Beginning in 2000 under the operatership of Karachaganak Petroleum Operating (KPO), the field went under a redevelopment program. This involved an investment of over US$1 billion dollars into the construction and enhancement of existing facilities, new gas and liquid processing and gas injection facilities, a workover program consisting of 100 existing wells, a 120 MW power station for the facilities, and connection to the Caspian Pipeline Consortium via a 650 km line to Atyrau. This phase was officially completed in 2004, allowing for the production handling of 700 MMscf/d (20,000,000 m³/d) of gas and 200,000 bbl/d (32,000 m³/d) of oil.
|Reservoir pressure||Reservoir temperature||Reservoir porosity||Net/gross ratio||Water saturation||Density of condensate||Average permeability||Top of structure||Gas-oil contact||Oil-water contact|
|52–59 MPa||70 to 95 °C||9%||40%||10%||47 °API|
|2 mD (2 µm²) with high perm streaks||3500 m||4950 m||5150 m|
Overall, it is planned to recover about 300 million tons of liquid hydrocarbons and 800 billion cub. m of gas during the contract period.
One current production issue facing the field is the increasing amount of gas of which a large amount is sour. As the export facilities of the project are not fully developed most of this gas is being recycled back into the reservoir until it can be exported profitably.
The field consists of a heterogeneous carbonate massif with strata from three geologic periods and numerous stages of deposition during these periods. The following have been identified:
The depositional setting of the field is also varied. On the basis of core sample analysis and seismic studies the following depositional settings have been identified: limestone, talus, normal marine, shallow marine, inner reef lagoon, reef core, relatively deep water, slope and anhydrite.
The variation of deposition is due to the long period over which the Karachaganak structure was formed. From the Late Devonian to the middle Carboniferous the field was an atoll, over which in the early Permian a system of reefs were built. At its greatest the reservoir is 1.5 km thick. This type of reservoir structure has been seen in analogous fileds including Kenkiyak, Zhanazhol, Tengiz, and possibly Astrakhan fields. A west-east cross section through Karachaganak resembles the twin humps of a camel, indicating two separate reef highs.
Likewise the large variation of deposition has led to four different types of carbonate cores in the structure: biothermal, biomorphic detrital, organo-clastic, and biochemogenic. Of these biomorphic detrital are the most common followed by biothermal rock types. However estimates of their volumes range from 30-90% for the former and 10-60% for the latter.

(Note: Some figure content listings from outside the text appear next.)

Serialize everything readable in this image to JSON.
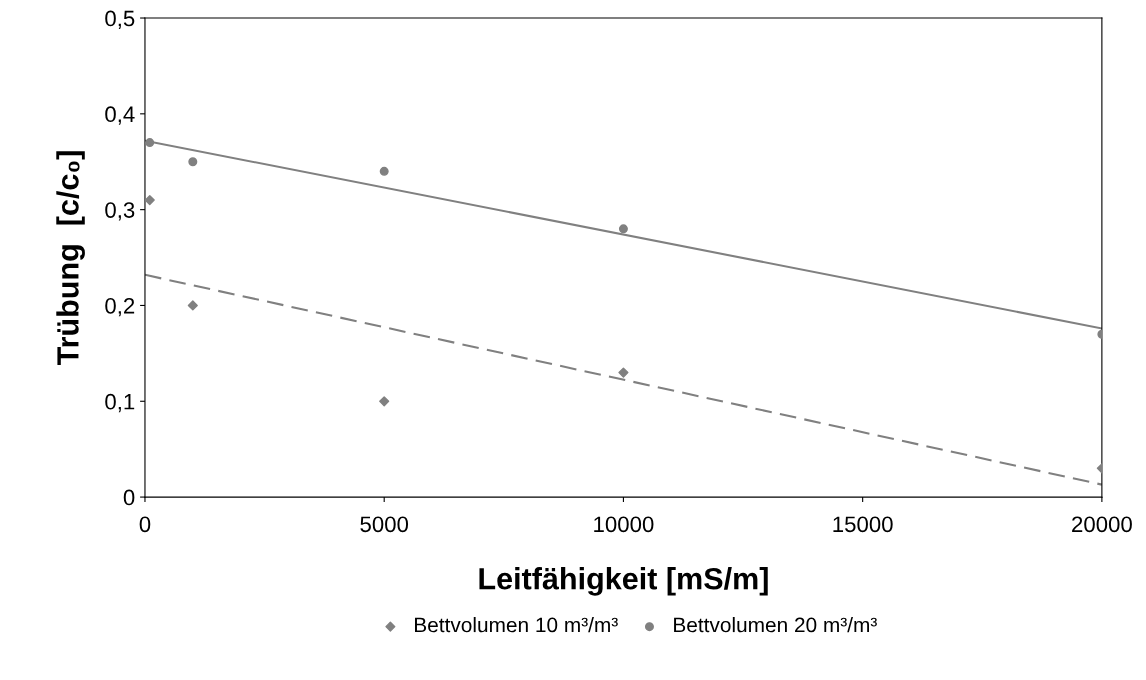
{
  "chart_data": {
    "type": "scatter",
    "xlabel": "Leitfähigkeit [mS/m]",
    "ylabel": "Trübung  [c/c₀]",
    "series": [
      {
        "name": "Bettvolumen 10 m³/m³",
        "color": "#808080",
        "marker": "diamond",
        "x": [
          100,
          1000,
          5000,
          10000,
          20000
        ],
        "values": [
          0.31,
          0.2,
          0.1,
          0.13,
          0.03
        ]
      },
      {
        "name": "Bettvolumen 20 m³/m³",
        "color": "#808080",
        "marker": "circle",
        "x": [
          100,
          1000,
          5000,
          10000,
          20000
        ],
        "values": [
          0.37,
          0.35,
          0.34,
          0.28,
          0.17
        ]
      },
      {
        "type": "line",
        "color": "#808080",
        "line_style": "dashed",
        "marker": "none",
        "x": [
          0,
          20000
        ],
        "values": [
          0.232,
          0.013
        ]
      },
      {
        "type": "line",
        "color": "#808080",
        "line_style": "solid",
        "marker": "none",
        "x": [
          0,
          20000
        ],
        "values": [
          0.372,
          0.176
        ]
      }
    ],
    "xlim": [
      0,
      20000
    ],
    "xticks": [
      0,
      5000,
      10000,
      15000,
      20000
    ],
    "ylim": [
      0,
      0.5
    ],
    "yticks": [
      0,
      {
        "value": 0.1,
        "label": "0,1"
      },
      {
        "value": 0.2,
        "label": "0,2"
      },
      {
        "value": 0.3,
        "label": "0,3"
      },
      {
        "value": 0.4,
        "label": "0,4"
      },
      {
        "value": 0.5,
        "label": "0,5"
      }
    ],
    "grid": false,
    "legend": "bottom"
  }
}
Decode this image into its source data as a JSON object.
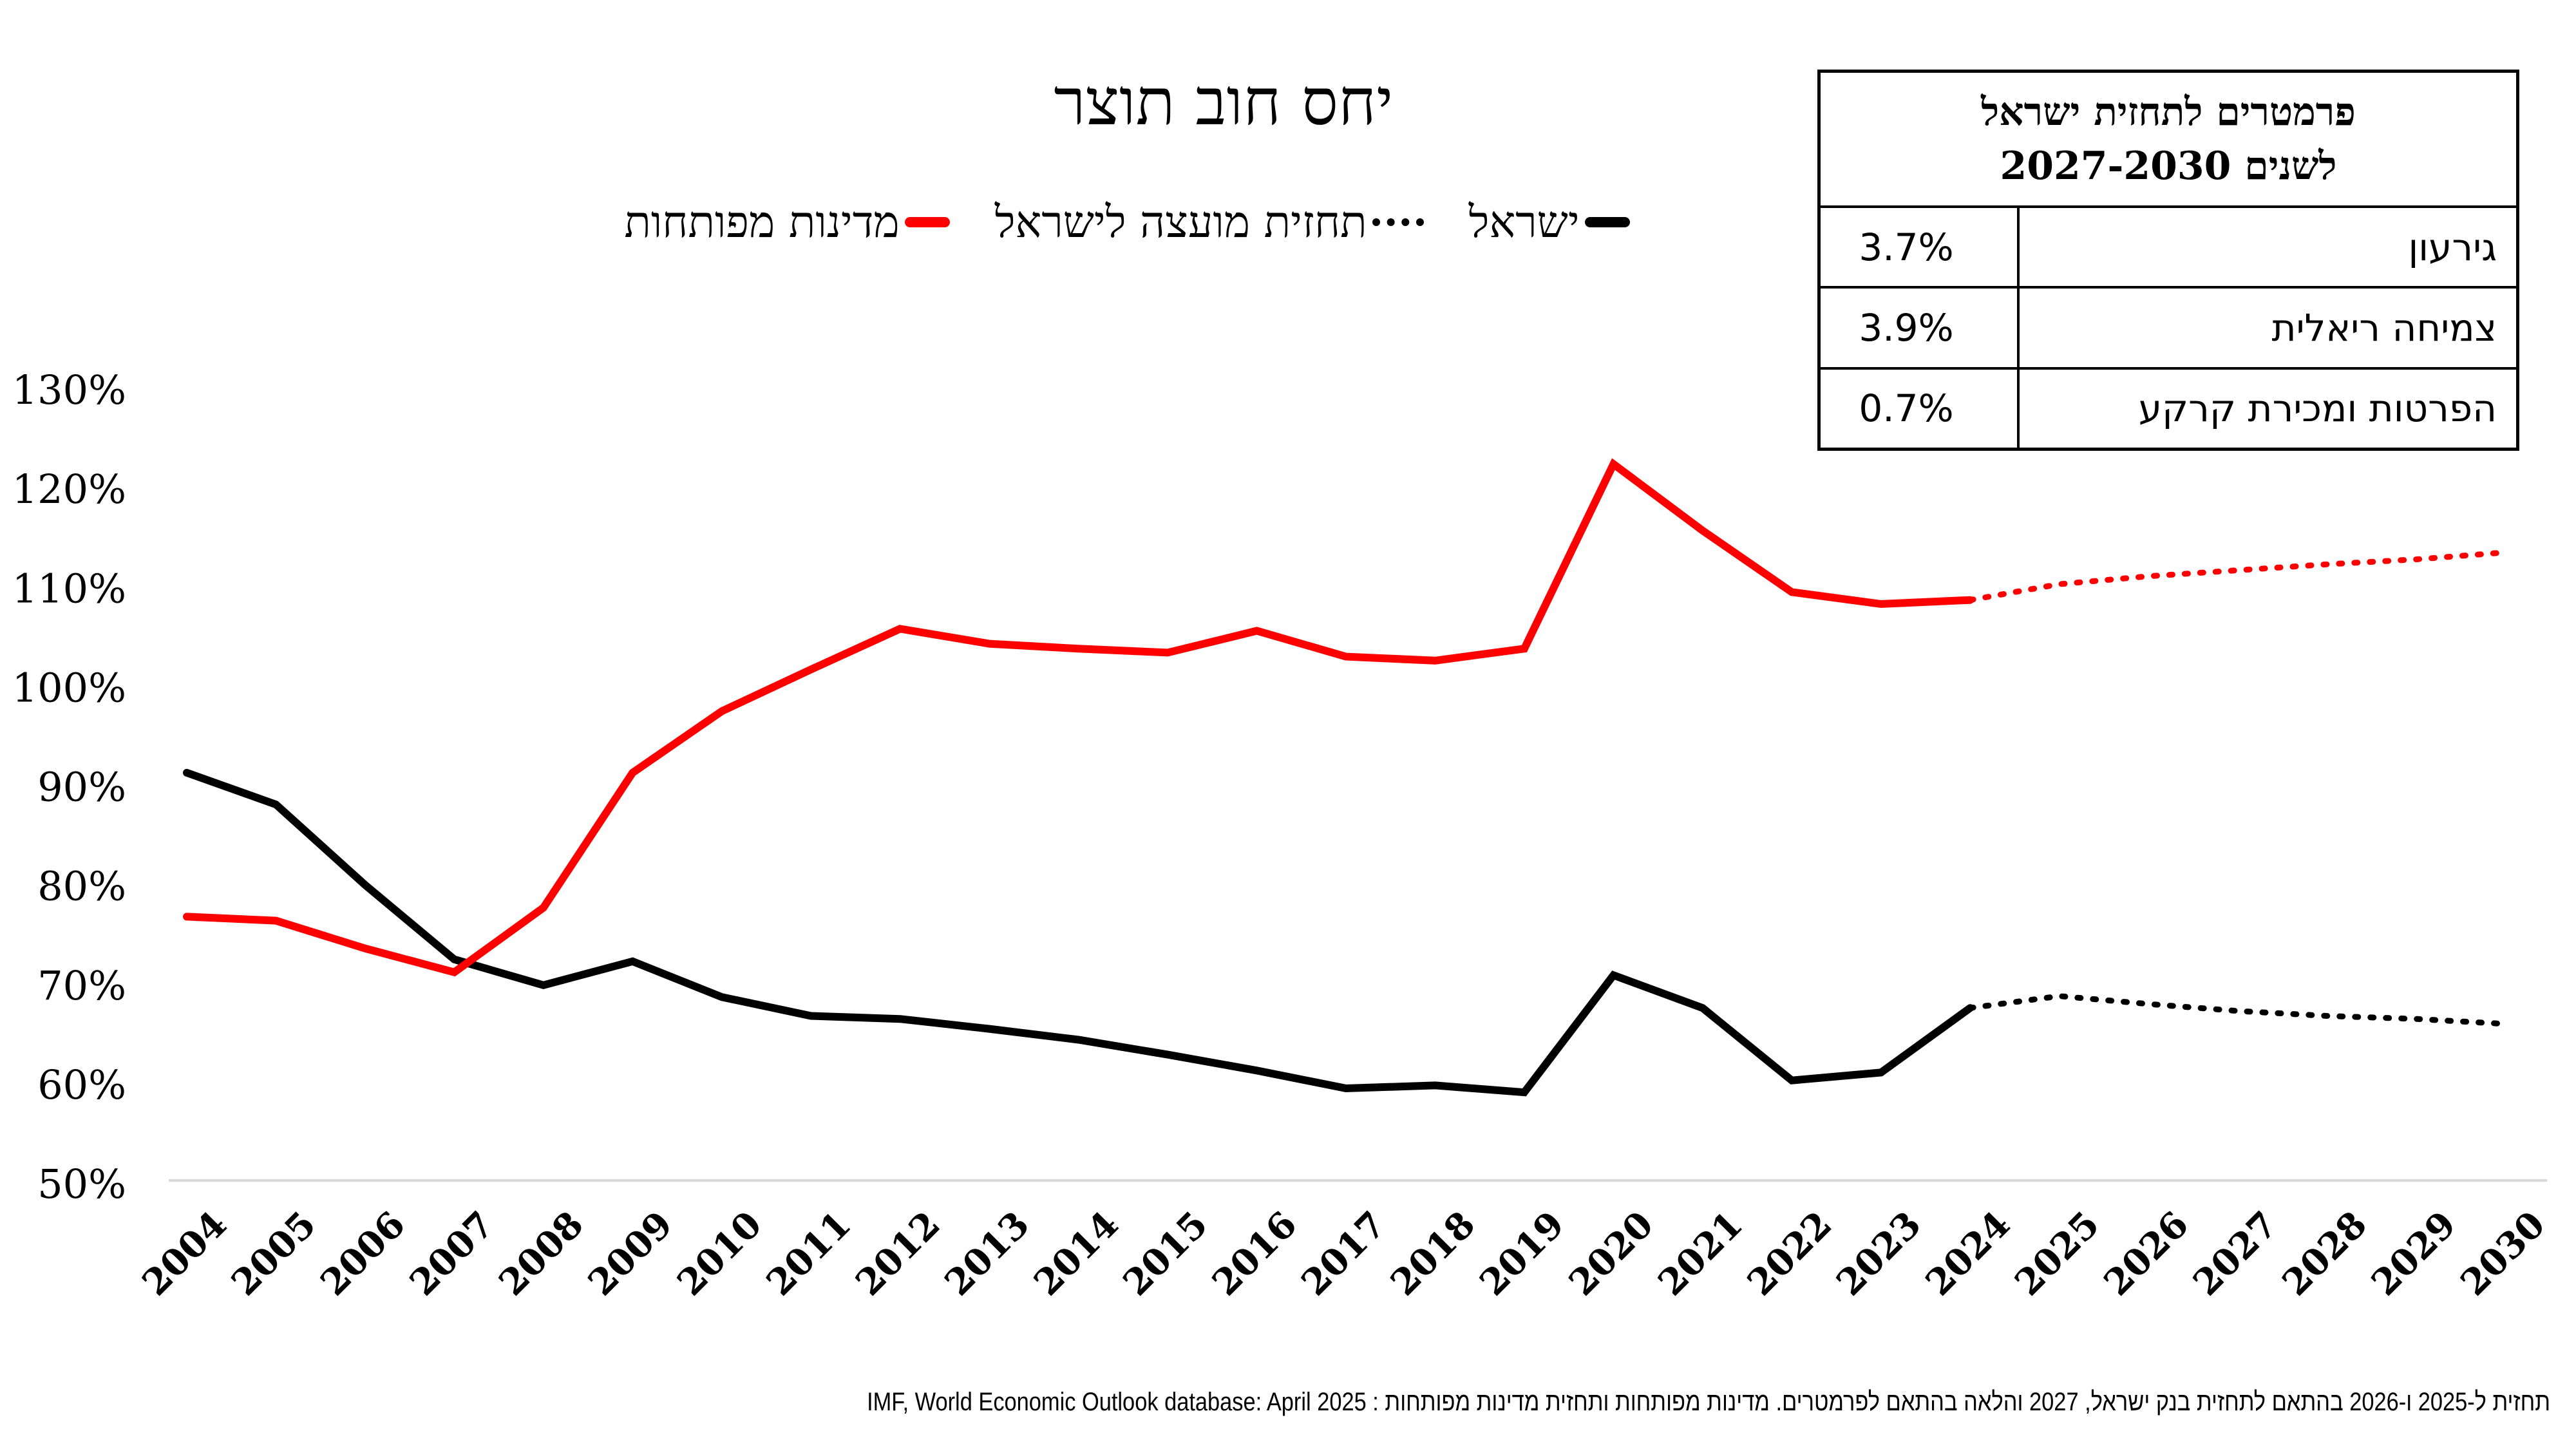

As with other reservoirs in the North Caspian (Pricaspian) Basin, it is thought that the Karachaganak reservoir was filled over multiple stages, the first of which began during late Paleozoic time with he formation of oil pools. As the basin began to subside, gas was generated and migrated to the traps. The gassiness of the reservoirs is determined by their location in the basin. Northern reservoirs tend to be wet; the southwest part of the basin is more gas prone than the east and southeast.